L’annonce de Wauquiez avait sans nul doute un double objectif : montrer que la droite ne cède pas aux sirènes de l’écologie vue comme une « lubie de gauche« , tout en mettant pression sur le gouvernement toujours plus perméable aux thématiques les plus à droite de l’échiquier politique. Laurent Wauquiez a certes finalement rétropédalé, mais après que plusieurs assouplissement aient été introduits dans la loi.

Et surtout plus besoin de monter lui-même au créneau puisqu’un poids lourd du gouvernement, le ministre de l’Economie et l’Industrie Bruno Le Maire, a pris le relais. Ce dernier n’a cessé ces dernières semaines de répéter tout le mal qu’il pensait de la mesure, envisageant même de de s’en affranchir unilatéralement (oui, lui aussi !).

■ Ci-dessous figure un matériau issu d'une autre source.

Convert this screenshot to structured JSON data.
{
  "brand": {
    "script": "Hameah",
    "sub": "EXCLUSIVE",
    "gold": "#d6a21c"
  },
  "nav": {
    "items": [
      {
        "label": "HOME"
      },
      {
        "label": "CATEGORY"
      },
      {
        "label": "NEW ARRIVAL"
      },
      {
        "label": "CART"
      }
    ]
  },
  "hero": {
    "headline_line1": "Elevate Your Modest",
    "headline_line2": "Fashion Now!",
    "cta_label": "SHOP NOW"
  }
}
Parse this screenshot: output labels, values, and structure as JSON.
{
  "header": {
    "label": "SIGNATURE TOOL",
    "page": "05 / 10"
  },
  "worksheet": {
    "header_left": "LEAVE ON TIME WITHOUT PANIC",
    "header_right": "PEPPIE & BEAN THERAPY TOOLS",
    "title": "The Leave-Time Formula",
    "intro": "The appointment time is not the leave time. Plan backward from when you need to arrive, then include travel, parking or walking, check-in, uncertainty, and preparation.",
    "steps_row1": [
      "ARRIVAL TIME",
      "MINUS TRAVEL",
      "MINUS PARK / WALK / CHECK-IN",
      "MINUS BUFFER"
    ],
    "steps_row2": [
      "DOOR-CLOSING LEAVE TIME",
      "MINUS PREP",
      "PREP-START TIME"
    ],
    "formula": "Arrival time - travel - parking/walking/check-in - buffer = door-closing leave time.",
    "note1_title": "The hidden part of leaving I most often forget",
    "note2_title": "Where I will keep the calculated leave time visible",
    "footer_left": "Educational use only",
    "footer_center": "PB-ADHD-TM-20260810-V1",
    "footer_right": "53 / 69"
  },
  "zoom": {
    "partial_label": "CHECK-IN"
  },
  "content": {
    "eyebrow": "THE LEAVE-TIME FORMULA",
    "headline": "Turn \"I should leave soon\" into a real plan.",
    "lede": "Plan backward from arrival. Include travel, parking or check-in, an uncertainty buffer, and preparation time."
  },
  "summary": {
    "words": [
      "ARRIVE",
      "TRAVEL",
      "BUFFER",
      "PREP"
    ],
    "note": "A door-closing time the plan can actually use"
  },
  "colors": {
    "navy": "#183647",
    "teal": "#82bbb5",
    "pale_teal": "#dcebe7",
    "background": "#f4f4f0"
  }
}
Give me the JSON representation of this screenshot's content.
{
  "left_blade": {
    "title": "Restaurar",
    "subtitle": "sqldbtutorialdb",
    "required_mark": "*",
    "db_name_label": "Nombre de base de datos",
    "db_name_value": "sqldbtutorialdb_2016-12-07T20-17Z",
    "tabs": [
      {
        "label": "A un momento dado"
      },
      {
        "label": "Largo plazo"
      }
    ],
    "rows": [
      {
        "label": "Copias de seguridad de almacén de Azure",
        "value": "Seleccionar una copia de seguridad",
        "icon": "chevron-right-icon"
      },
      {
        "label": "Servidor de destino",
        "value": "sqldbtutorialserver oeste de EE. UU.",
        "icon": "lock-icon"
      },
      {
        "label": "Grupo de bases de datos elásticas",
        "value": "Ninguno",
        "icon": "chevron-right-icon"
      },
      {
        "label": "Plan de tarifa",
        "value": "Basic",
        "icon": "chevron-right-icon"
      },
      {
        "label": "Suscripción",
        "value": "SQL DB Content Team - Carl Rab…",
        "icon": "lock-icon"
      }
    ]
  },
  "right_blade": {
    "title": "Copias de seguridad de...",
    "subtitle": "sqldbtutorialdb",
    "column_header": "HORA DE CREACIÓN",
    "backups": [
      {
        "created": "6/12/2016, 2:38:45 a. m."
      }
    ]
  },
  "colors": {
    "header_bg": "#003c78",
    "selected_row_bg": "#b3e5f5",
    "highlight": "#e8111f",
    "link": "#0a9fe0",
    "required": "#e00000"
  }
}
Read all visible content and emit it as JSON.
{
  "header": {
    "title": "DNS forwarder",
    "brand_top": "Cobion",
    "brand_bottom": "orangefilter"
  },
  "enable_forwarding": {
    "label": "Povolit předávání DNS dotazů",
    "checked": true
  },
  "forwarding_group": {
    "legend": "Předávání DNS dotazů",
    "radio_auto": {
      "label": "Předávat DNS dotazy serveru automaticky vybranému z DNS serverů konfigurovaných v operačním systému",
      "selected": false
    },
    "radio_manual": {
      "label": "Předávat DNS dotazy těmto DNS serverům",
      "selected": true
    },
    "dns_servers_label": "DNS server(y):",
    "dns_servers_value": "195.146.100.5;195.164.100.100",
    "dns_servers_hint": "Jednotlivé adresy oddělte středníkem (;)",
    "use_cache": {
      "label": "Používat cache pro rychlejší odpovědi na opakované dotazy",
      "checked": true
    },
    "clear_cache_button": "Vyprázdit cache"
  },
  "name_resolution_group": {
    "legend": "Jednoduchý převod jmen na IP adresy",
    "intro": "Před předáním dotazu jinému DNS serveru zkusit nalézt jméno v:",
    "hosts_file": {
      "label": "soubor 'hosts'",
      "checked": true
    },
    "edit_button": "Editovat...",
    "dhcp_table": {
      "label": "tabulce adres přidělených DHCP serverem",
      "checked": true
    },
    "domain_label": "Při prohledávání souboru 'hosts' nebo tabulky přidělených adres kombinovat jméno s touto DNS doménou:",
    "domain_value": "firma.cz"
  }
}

Finalement le ministre de la Transition écologique Christophe Béchu n’avait d’autre choix que de battre en retraite et annoncer un arrêté, reprenant en partie les demandes du Sénat, qui exclura des enveloppes régionales les grands projets d’envergure nationale ou européenne.

Au parti Conservateur britannique, l’écologie jouxte le complotisme d’extrême droite

Du côté de la droite anglaise, on appuie aussi sur le frein des mesures environnementales.

Le Brexit a déjà permis au gouvernement britannique de réintroduire dans l’agriculture anglaise des pesticides interdits par l’Union Européenne tels que les néonicotinoïdes (dont l’effet mortel sur les abeilles et leur toxicité neurologique, perturbation endocrinienne, génotoxicité et cancérogénicité ont été maintes fois démontrés).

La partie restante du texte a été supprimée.